Hace un par de semanas, de manera casi imperceptible desaparecieron de setenta y un países de la Tierra los termómetros de mercurio. La Argentina es una de las naciones que ratificaron el Convenio de Minamata. Ya no se fabricarán aparatos con mercurio y en dos años quedará prohibida su venta, si es que quedara alguno en alguna farmacia vintage.
En 1956, los habitantes de la Bahía de Minamata sufrieron la peor intoxicación masiva con mercurio que se haya registrado. La fábrica culpable del derrame negó todo durante un tiempo. A la Justicia y a la razón japonesas les llevó más de 12 años rearmar la cadena causal de este desastre natural o, mejor dicho, industrial. Porque la fábrica daba trabajo, mientras arrasaba con las vidas. Una cuestión que al capitalismo del siglo XX no le resultaba para nada una contradicción. Y que al siglo XXI le suena más bien a constatación de su buen funcionamiento.
Así, uno de los objetos más peligrosamente encantadores de este planeta, ese artilugio que parece venido de otro, quizás del planeta de Flash Gordon, desaparecerá. Con sus justas razones. Con él desaparecerán algunas memorias inexpugnables de la infancia. Quien ha visto romperse la cabeza de un termómetro no lo olvida ya jamás; es un espectáculo háptico frente al ojo. El misterio del termómetro, coincidente con esa ampliación del campo de imágenes que provoca la fiebre, es el del descubrimiento de un principio melancólico: que el metal puede derramarse.
Dicen que Newton, que experimentó con él, fue presa de erráticos comportamientos mentales.

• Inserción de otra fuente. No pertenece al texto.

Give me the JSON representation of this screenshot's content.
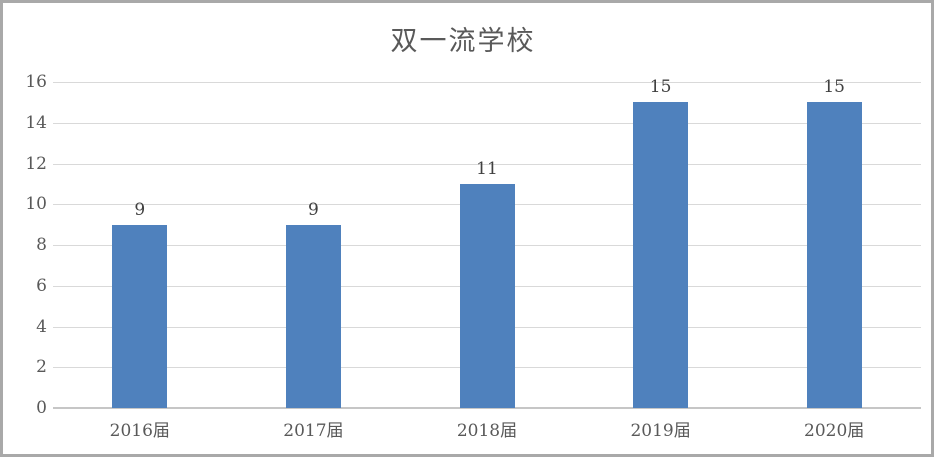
{
  "chart_data": {
    "type": "bar",
    "title": "双一流学校",
    "categories": [
      "2016届",
      "2017届",
      "2018届",
      "2019届",
      "2020届"
    ],
    "values": [
      9,
      9,
      11,
      15,
      15
    ],
    "xlabel": "",
    "ylabel": "",
    "ylim": [
      0,
      16
    ],
    "yticks": [
      0,
      2,
      4,
      6,
      8,
      10,
      12,
      14,
      16
    ],
    "grid": "horizontal",
    "legend_position": "none",
    "data_labels": true
  },
  "colors": {
    "bar": "#4f81bd",
    "gridline": "#d9d9d9",
    "axis_line": "#c6c6c6",
    "title_text": "#595959",
    "tick_text": "#595959",
    "data_label_text": "#404040",
    "frame_border": "#a9a9a9",
    "background": "#ffffff"
  }
}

Igual que los sombrereros de siglos pasados, que lo usaban en la fabricación de sus prendas, lo que dio origen en Inglaterra a la expresión “más loco que un sombrerero”, una comparación exagerada que Lewis Carroll tomaría literalmente para su Alicia entre maravillas.
Aprender a leer el termómetro de mercurio es también una ceremonia iniciática. Durante un tiempo, declarar la fiebre de los niños es potestad de los padres. Pero en algún momento indecidible, la línea gris, apenas existente, aparece. Y con ella se acaba la infancia. Nadie puede enseñarte el lugar exacto del milagro, nadie puede explicarte qué es lo que debés ver: como la rotación del termómetro debe hacerla cada uno mirándolo de frente, cuando la línea asoma, lo hace sólo para quien lo sostiene de la manera correcta. Ver el mercurio dilatado era tal vez la última de las ceremonias tribales para señalar la madurez.

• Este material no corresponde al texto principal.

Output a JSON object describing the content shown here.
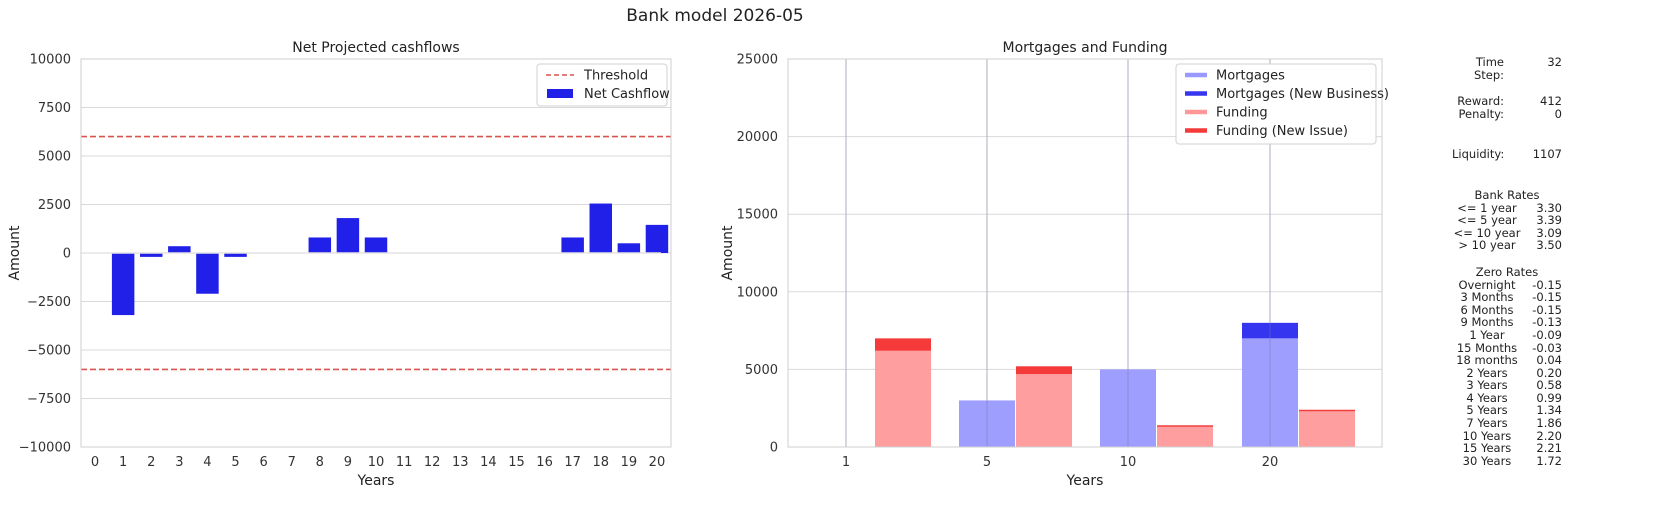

Nos quedarán los digitales. Nadie sabe muy bien de qué están hechos. Ni qué principio los hace funcionar. O si no tendrán alguna cosa que igualmente contamine. Encima, no son muy de fiar. Si el bulbo pierde contacto con la piel antes de tiempo, aunque sea levemente, el termómetro creerá que ha llegado a su temperatura máxima y sonará para dar su falso veredicto. En cambio, el de mercurio no dejaba de subir, con o sin contacto, hasta que se realizara el gesto final del sacudón, el latigazo de la muñeca, esa demostración de fuerza, de habilidad y de exactitud que sólo un adulto puede hacer. Bajar un termómetro y verificar que hubiera bajado eran arduos asuntos de entendidos y chamanes.

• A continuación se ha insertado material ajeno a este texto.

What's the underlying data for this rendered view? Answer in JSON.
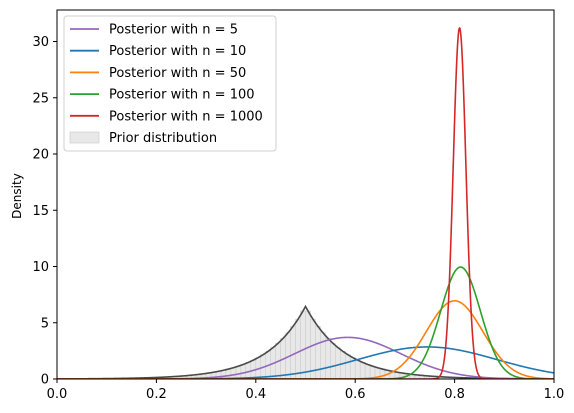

Es bien posible que no haya ninguna relación entre la desaparición de un objeto cotidiano y la realidad política del país. Es incluso más posible que estemos siendo testigos de un tiempo de cambios a gran velocidad. Estos cambios afectan todos los órdenes y se me antojan similares en un punto: se trata del pasaje –en todo sentido– de lo analógico a lo digital. El dinero se transforma en bitcoins, que no existen pero que tienen valor desde que alguien (incauto o no) decide pagar por ello (y parece que son muchos); el mercurio que se dilata por medios reales es reemplazado por una encuesta ligera que un sensor le hace a la piel, con la que puede o no tener contacto carnal; el pueblo prefiere elegir candidatos por su capacidad de abrazar gente en la calle o balbucear eslóganes de autoayuda más que por sus planes o por sus ideas, más aun desde que “ideología” se instaló como una mala palabra, como un contaminante del pasado, como un mercurio derramado que puede acabar con toda la vida en la bahía.